I don't know where he got his argument from but you can be sure that none of it is based on fact.

If being exceptional means becoming the kind of country Dr. Murray envisions then all I can say is Thank God Europe isn't like America.

I have dedicated a series of posts to listing just how many ways I disagree with him.

To read more, visit An Irritating Truth at:

http://www.anirritatingtruth.blogspot.com

Lee said...

> - The part where he generalizes that the people of Europe are bunch of Godless heathens. (Also that for unspecified economic reasons he wouldn’t want America to be like Europe).

What's the matter with pointing out that Europe is in a post-Christian phase? It is, you know.

> - The part where he justifies abolishing “the equality principle” and uses Social Darwinism to rationalize his argument.

Speaking of unspecified reasons, what exactly do you mean when you say, "the equality principle"? Do you mean Murray is in favor of affirmative action? I never got that from his stuff.

> - The part where he implies that a strong economy is dependent upon a dominant patriarchy, and brands women, Hispanics, African-Americans, poor-people, gays, lesbians, and de-facto couples as incapable, inept, and hell-bent on destroying the economy.

I checked out your URL, and thanks for the enlightening discussion. I hadn't been aware that resenting someone's argument was itself an argument.

> - And the part where he contradicts his own argument of governmental responsibility in fostering the integrity of family and religion by demanding people be treated as individuals.

Hmmm. We are talking about the same article, right?
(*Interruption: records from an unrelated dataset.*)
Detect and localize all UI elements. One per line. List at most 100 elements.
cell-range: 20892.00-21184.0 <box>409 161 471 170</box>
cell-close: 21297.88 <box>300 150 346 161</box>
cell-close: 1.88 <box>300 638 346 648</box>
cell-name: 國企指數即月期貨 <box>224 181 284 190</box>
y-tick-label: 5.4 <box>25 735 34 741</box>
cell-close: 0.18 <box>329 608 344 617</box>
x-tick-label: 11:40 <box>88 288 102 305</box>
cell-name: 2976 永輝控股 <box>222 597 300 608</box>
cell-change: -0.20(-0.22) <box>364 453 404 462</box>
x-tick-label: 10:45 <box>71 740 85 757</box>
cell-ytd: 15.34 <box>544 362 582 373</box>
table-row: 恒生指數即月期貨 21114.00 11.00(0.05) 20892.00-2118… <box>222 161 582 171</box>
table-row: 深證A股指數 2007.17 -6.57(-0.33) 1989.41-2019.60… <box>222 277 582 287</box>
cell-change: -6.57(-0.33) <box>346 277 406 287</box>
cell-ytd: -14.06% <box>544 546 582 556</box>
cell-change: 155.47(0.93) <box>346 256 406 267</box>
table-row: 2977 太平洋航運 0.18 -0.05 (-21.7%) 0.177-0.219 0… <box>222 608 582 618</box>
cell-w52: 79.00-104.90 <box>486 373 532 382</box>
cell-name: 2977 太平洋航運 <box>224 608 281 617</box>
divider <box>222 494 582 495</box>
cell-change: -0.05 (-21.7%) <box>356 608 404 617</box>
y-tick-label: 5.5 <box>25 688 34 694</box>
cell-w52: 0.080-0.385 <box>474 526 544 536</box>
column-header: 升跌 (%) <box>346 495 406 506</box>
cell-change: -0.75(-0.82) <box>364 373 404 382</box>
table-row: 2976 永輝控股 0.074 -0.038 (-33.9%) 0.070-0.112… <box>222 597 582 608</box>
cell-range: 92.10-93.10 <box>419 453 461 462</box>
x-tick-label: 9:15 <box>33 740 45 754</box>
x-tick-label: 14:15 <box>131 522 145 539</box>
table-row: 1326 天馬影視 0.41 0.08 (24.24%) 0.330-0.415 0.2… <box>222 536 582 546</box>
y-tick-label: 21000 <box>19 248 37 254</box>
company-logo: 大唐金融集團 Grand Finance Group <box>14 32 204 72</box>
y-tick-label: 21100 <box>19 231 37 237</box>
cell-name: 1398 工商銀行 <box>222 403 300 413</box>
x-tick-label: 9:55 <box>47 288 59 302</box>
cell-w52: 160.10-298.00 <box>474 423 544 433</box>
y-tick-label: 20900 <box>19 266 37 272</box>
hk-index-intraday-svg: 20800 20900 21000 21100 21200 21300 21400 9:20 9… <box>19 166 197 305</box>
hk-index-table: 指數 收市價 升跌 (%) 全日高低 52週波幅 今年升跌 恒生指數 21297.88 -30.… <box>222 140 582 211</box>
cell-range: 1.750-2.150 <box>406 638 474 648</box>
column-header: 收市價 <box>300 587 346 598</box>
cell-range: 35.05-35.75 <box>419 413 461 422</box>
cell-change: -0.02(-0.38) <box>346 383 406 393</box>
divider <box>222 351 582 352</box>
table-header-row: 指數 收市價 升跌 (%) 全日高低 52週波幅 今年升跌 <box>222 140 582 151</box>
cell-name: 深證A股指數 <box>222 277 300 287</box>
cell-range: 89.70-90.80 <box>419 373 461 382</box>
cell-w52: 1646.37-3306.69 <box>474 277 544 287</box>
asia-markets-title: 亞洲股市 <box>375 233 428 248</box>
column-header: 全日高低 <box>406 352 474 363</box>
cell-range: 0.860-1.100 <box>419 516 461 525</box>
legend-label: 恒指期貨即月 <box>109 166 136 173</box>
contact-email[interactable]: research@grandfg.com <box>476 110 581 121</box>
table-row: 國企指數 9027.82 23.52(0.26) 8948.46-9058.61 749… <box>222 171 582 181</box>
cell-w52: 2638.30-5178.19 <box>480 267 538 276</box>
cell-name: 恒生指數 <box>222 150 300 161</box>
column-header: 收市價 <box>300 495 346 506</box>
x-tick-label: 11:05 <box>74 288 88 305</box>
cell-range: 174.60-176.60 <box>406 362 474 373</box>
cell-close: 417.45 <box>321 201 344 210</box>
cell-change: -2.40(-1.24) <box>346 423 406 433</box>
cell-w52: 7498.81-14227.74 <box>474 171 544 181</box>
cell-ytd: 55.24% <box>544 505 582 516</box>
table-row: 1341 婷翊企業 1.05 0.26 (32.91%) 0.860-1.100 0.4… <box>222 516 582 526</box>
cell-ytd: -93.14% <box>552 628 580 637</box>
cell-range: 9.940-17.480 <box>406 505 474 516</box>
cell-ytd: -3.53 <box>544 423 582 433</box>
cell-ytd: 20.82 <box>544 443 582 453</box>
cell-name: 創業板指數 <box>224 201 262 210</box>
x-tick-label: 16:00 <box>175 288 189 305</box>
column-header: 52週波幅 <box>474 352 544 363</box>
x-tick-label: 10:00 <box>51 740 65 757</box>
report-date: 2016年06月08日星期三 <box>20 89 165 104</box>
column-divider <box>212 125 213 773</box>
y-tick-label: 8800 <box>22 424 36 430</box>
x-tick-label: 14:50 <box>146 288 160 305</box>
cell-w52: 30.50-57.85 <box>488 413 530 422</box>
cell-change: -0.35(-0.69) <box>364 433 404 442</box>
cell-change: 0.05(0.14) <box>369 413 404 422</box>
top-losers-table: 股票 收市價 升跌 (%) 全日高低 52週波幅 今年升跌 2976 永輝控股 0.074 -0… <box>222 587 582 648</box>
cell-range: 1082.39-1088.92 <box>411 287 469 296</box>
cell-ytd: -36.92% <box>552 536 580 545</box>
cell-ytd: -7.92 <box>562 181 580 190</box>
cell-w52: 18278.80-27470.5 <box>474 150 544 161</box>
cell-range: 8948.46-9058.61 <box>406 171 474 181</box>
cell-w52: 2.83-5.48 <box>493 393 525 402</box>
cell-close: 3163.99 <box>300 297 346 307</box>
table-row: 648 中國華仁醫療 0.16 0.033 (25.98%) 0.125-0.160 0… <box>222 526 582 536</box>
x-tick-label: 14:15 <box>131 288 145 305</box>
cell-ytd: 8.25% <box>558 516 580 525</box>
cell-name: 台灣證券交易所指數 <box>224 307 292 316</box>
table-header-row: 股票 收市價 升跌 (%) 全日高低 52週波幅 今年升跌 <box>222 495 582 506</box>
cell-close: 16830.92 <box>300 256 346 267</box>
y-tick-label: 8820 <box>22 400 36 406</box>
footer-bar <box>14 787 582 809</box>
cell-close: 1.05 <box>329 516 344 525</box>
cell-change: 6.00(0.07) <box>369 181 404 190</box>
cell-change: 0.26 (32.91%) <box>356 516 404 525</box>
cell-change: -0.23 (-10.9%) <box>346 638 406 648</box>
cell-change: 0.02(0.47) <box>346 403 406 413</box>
http://www.washingtonpost.com/wp-dyn/content/article/2009/03/20/AR2009032001779.html

I have read a good bit of Murray, and I wasn't aware that he based any of his cases on government "fostering" religion. He always struck me as somewhat secular.

> I don't know where he got his argument from but you can be sure that none of it is based on fact.

I don't need to read Murray to read a fact-free rant. I can just read your post here.

> If being exceptional means becoming the kind of country Dr. Murray envisions then all I can say is Thank God Europe isn't like America.

Well, say goodbye to it, because Europe will be Europistan in thirty years, and it will be more like Lebanon. Funny thing about these post-Christian Europeans: they aren't reproducing. If you think Jerry Falwell was annoying, you probably can't wait until you look up at the TV and see "The 72 Club", with an angry ayatollah glaring at the camera.